Yacía en la hierba, observando la linde de los árboles, deseando que emergiera una figura.
Pero el bosque permanecía vacío.
El cielo pasó del azul de la tarde al naranja del anochecer y al morado intenso, y aun así, nadie llegó.
Mi loba gimió en mi interior, su esperanza muriendo lentamente.
«No va a venir», susurró.
«Nuestra pareja no va a venir».
La herida de mi pierna había dejado de doler.
O tal vez simplemente había dejado de sentirla.
Descubrí que la ira tenía un efecto adormecedor.
Lo quemaba todo: el dolor, la congoja, el anhelo desesperado…
dejando solo una furia fría y dura a su paso.
Leo finalmente me ayudó a ponerme en pie.

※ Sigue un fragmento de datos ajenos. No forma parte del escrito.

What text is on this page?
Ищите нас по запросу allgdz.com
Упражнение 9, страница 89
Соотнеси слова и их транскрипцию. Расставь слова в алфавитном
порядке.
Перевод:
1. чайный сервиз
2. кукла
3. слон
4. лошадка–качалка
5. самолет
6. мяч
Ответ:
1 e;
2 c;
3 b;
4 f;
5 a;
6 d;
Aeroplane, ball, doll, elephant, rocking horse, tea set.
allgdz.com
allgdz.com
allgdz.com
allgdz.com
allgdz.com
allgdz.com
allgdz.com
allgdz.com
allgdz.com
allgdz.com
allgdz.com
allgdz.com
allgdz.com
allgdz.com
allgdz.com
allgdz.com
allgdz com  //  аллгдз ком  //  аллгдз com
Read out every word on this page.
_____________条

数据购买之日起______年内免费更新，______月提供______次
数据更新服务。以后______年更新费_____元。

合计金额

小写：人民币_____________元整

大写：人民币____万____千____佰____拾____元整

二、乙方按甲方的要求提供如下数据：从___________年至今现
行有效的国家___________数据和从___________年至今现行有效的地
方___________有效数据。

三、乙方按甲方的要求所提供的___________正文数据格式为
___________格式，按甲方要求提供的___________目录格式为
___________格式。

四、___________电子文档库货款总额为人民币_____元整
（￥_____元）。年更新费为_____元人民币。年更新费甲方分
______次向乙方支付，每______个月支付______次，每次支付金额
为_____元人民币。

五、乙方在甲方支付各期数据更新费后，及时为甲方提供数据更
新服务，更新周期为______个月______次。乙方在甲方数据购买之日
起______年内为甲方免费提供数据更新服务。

—Déjame llevarte a casa —dijo en voz baja.
No discutí.
No tenía la energía.
Condujo en silencio, mirándome de vez en cuando con una expresión que no pude descifrar del todo.
Preocupación, sí.
Pero también algo más.
Algo que se parecía casi a la lástima.
Cuando llegamos a la villa, se giró para mirarme.
—Sera, no suelo dar consejos no solicitados sobre relaciones —empezó con cuidado—.
Pero si estar con alguien te causa tanto dolor…
quizá sea hora de dejarlo ir.
Lo miré, entrecerrando los ojos.
—¿Y qué?
¿Después de que rompa con Damon, vas a aparecer de la nada para ser mi nueva pareja?
Leo soltó una carcajada.
El sonido fue tan inesperado, tan genuino, que me pilló por sorpresa.
—Sera, siempre te he visto como a una niña inmadura —dijo, todavía riendo por lo bajo—.
Como mucho, soy un profesor.
Un mentor.
Nada más.
El calor me subió a las mejillas.
—¿Entonces por qué te importa tanto?
Su risa se desvaneció, reemplazada por algo más suave.
Más triste.
—Porque he estado donde estás tú.
Una vez amé a alguien.
Profunda y completamente.
Pero era inmaduro.
Cometí errores que no pude deshacer.
Se quedó mirando a la nada a través del parabrisas.
—No terminamos juntos.
Pero sigo intentándolo.
Sigo esperando que algún día tenga otra oportunidad.
—Lo siento —dije en voz baja—.
No lo sabía.
—¿Cómo ibas a saberlo?
No hablo de ello.
Se giró hacia mí con una sonrisa amable.
—La cuestión es que no estoy interesado en ti románticamente.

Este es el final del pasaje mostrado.